I support the call to stabilize the exponential histogram as we have it. I agree there are probably useful additions that we can find, but we should be able to make them from where we are. @gouthamve any comment?
@jack-berg
Real applications perform much more work when recording a measurement (e.g. build attributes, find relevant timeseries for attributes, aggregate parts of the histogram like sum, min, max, etc) so the difference will be much less pronounced.
Your results showed a computation time of 7-8ns (results divided by the number of repetitions = 2000) for indexers which are not based on the logarithm (scale = 0, -1).

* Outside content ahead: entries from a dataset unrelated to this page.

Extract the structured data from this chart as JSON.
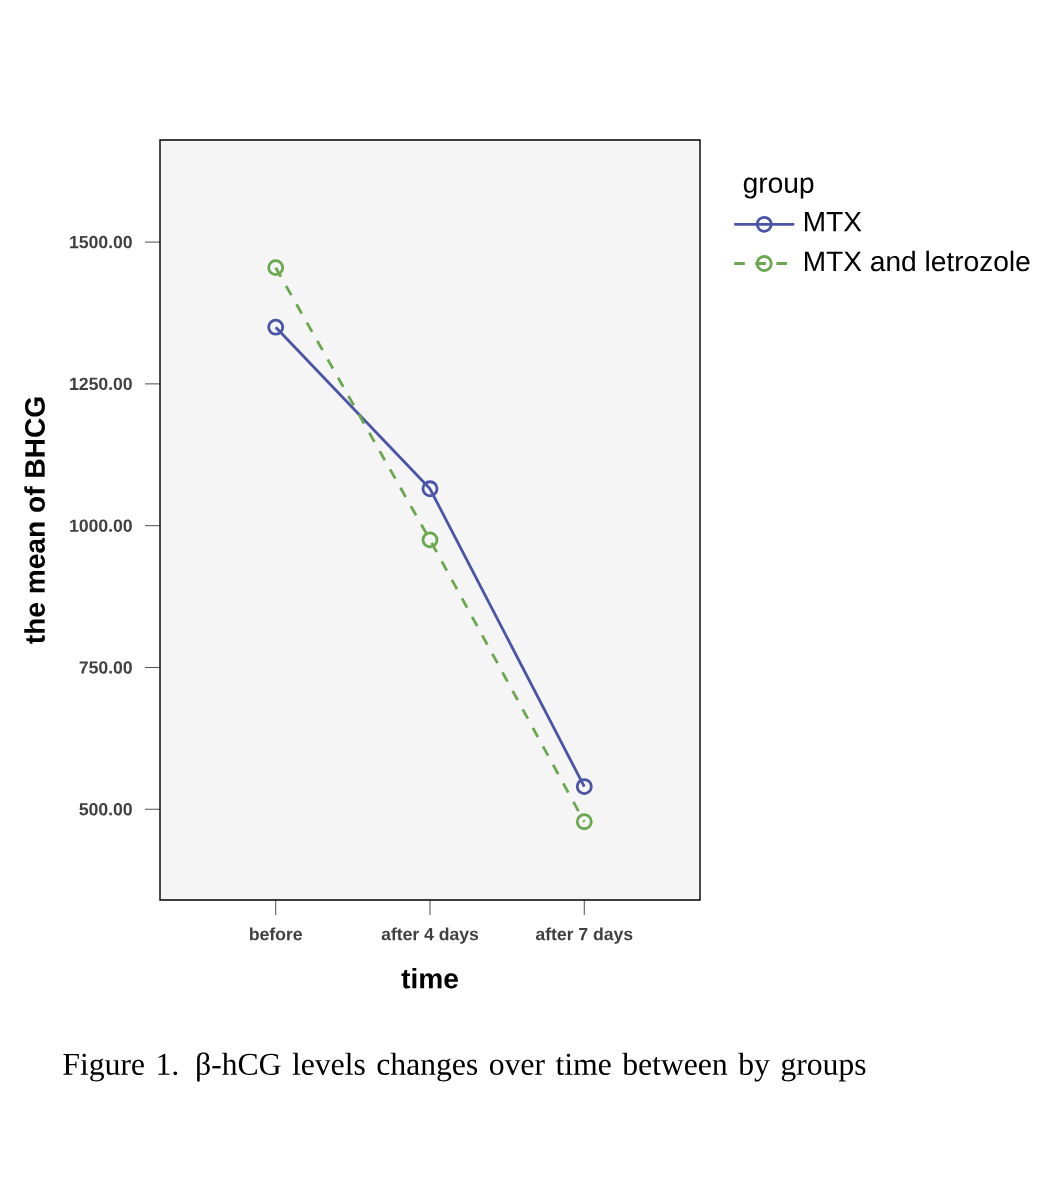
{
  "chart_data": {
    "type": "line",
    "xlabel": "time",
    "ylabel": "the mean of BHCG",
    "legend_title": "group",
    "categories": [
      "before",
      "after 4 days",
      "after 7 days"
    ],
    "series": [
      {
        "name": "MTX",
        "color": "#4a55a8",
        "values": [
          1350,
          1065,
          540
        ],
        "line_style": "solid"
      },
      {
        "name": "MTX and letrozole",
        "color": "#6aa84f",
        "values": [
          1455,
          975,
          478
        ],
        "line_style": "dashed"
      }
    ],
    "marker": "circle",
    "legend": "right",
    "grid": false,
    "ylim": [
      340,
      1680
    ],
    "yticks": [
      {
        "value": 500,
        "label": "500.00"
      },
      {
        "value": 750,
        "label": "750.00"
      },
      {
        "value": 1000,
        "label": "1000.00"
      },
      {
        "value": 1250,
        "label": "1250.00"
      },
      {
        "value": 1500,
        "label": "1500.00"
      }
    ],
    "annotations": [
      "Figure 1. β-hCG levels changes over time between by groups"
    ]
  }
}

Our benchmarks (see https://github.com/open-telemetry/opentelemetry-specification/issues/2987#issuecomment-1331725589) showed that fast histogram implementations like DDSketch or DynaHist achieve insertion times (including updating min/max, checking for NaNs, and resizing arrays for counting) that are below 10ns. You got 68ns for just the log-based index computation (index = 1). I am not sure if this overhead can really be neglected in practice.
I would add a similar comment. The benchmarks that I did in Go show the logarithm costing in the 10-20ns range, while a table lookup could save half of that cost. That's why the other costs associated with the histogram data structure outweigh the benefits of table lookup, to me.
@oertl are you suggesting the design of exponential histograms be adjusted in some way before stabilizing?
Here's how I see it:
- The vast majority of applications won't care about the performance of the log approach. As slow as the log approach is relative to the bit shifting and table lookup approaches, it's still just one
log
call and 68ns. - SDKs can choose to cater to the small slice of users that care by offering better performing indexing implementation when the scale allows it. I.e. log method when scale > 10; table lookup method when 10 >= scale > 0; bit shifting method when scale <= 0.
- Users that care about performance can use the proposed MaxScale to force an optimal indexing implementation to be used if available in the SDK.
What more can we do?
This feature is incredibly useful and continuing to hold off on stabilizing it is a disservice to users. Unless there's a change that we can't make incrementally, we should stabilize.
@jack-berg please do not get stopped. I just realized that your benchmark is testing an inefficient implementation. If the difference in indexing is really 7ns vs 68ns, that could be problematic from a performance standpoint. But probably the difference is smaller if the implementation gets optimized. In my opinion, the benchmarks presented are not suitable for assessing the runtime contribution of indexing to the overall histogram insertion.
In my opinion, the benchmarks presented are not suitable for assessing the runtime contribution of indexing to the overall histogram insertion.
Ok, I understand your comment now and agree. Thanks for clarifying!